第29章 【変化】
翌朝は、7人もの子供たちが一斉にホグワーツに戻るので、てんやわんやだった。
やれ靴下が片っぽ無いだとか、羽ペンがどこかに消えたとか、誰のか分からない教科書が紛れ込んでいるとかで、ゆっくり話しもできなかった。
ホグワーツまでは『夜の騎士バス』で行くことになった。ウィーズリーおじさんとおばさんや、ルーピン先生達など休暇中お世話になった皆にお別れの挨拶をしていると、それまで拗ねて部屋に閉じこもっていたシリウスがやっと出てきて、名残惜しそうに皆と挨拶をした。
「寂しくなったら、あのぬいぐるみを私だと思ってくれ」
「シリウスは独りで寂しくてもまともな食事をしてくれ」
「君に言われたくない」
お互い苦笑しながら、クリスはシリウスとハグをした。最後にシリウスがクリスの頭にキスをすると、丁度『夜の騎士バス』が来たので、クリスは慌ててシリウスと離れた。

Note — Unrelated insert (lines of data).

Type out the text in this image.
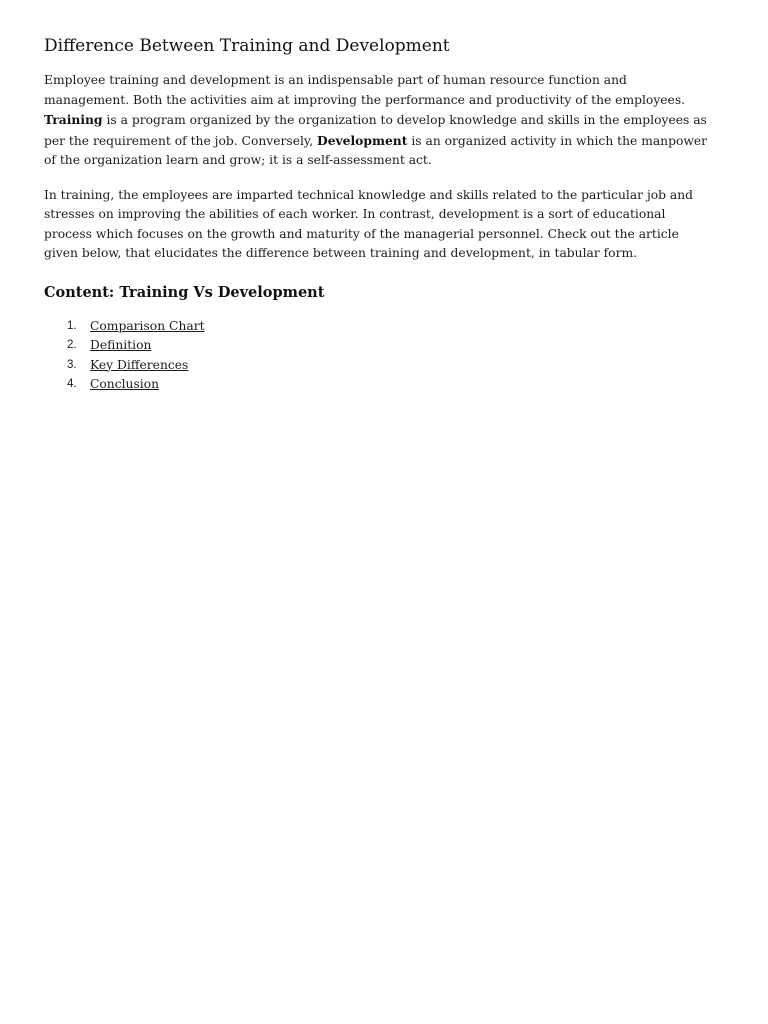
Difference Between Training and Development

Employee training and development is an indispensable part of human resource function and management. Both the activities aim at improving the performance and productivity of the employees. Training is a program organized by the organization to develop knowledge and skills in the employees as per the requirement of the job. Conversely, Development is an organized activity in which the manpower of the organization learn and grow; it is a self-assessment act.

In training, the employees are imparted technical knowledge and skills related to the particular job and stresses on improving the abilities of each worker. In contrast, development is a sort of educational process which focuses on the growth and maturity of the managerial personnel. Check out the article given below, that elucidates the difference between training and development, in tabular form.

Content: Training Vs Development
1. Comparison Chart
2. Definition
3. Key Differences
4. Conclusion
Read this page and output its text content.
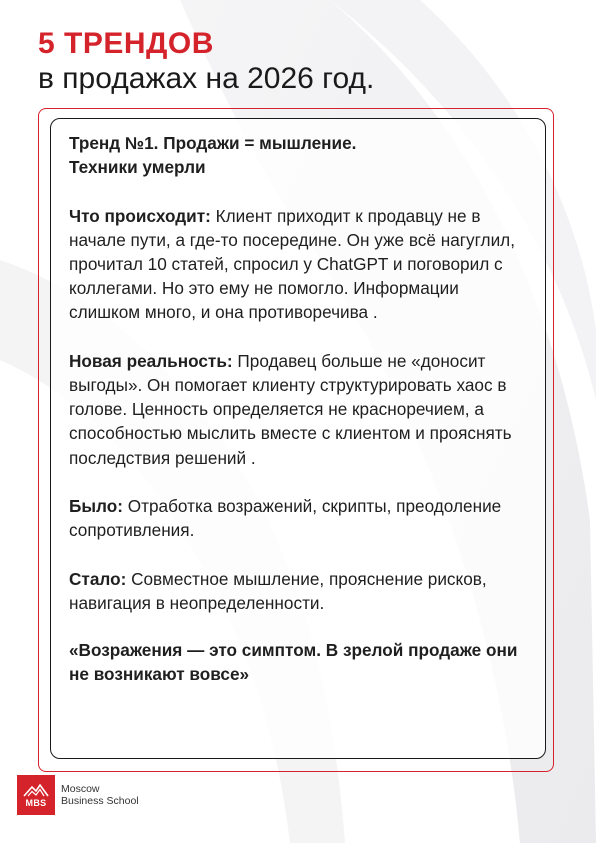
5 ТРЕНДОВ
в продажах на 2026 год.

Тренд №1. Продажи = мышление.
Техники умерли

Что происходит: Клиент приходит к продавцу не в начале пути, а где-то посередине. Он уже всё нагуглил, прочитал 10 статей, спросил у ChatGPT и поговорил с коллегами. Но это ему не помогло. Информации слишком много, и она противоречива .

Новая реальность: Продавец больше не «доносит выгоды». Он помогает клиенту структурировать хаос в голове. Ценность определяется не красноречием, а способностью мыслить вместе с клиентом и прояснять последствия решений .

Было: Отработка возражений, скрипты, преодоление сопротивления.

Стало: Совместное мышление, прояснение рисков, навигация в неопределенности.

«Возражения — это симптом. В зрелой продаже они не возникают вовсе»

MBS
Moscow
Business School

痩せてニキビ面の車掌が荷物を次々と乗せている間に、クリス達一行は『夜の騎士バス』に乗り込んだ。
『夜の騎士バス』は3階建てで、クリスとハーマイオニーは奥の座席に座った。そしてさあ出発、と言う間際にハーマイオニーが不穏な事を言った。
「ねえ、貴女……シリウスと何があったの?」
「えっ……?」
クリスが反射的に聞き返した瞬間、バスがバーンッ!とものすごい音を立てて猛スピードで発車した。その勢いたるや最前列に座っていたフレッドとジョージが、慣性の法則で後部座席まで吹き飛ばされるほどだった。
バスは歩道だろうが反対車線だろうが縦横無尽に走り、信号も何もあったもんじゃない。
とにかく猛スピードで動く、揺れる、ひっくり返るで、やっとこさホグワーツの校門前につく頃には、とてもじゃないが話しをする気力なんて残っていなかった。
苦労してトランクを部屋まで運び、その日はシャワーを浴びてベッドに入るとすぐに寝てしまった。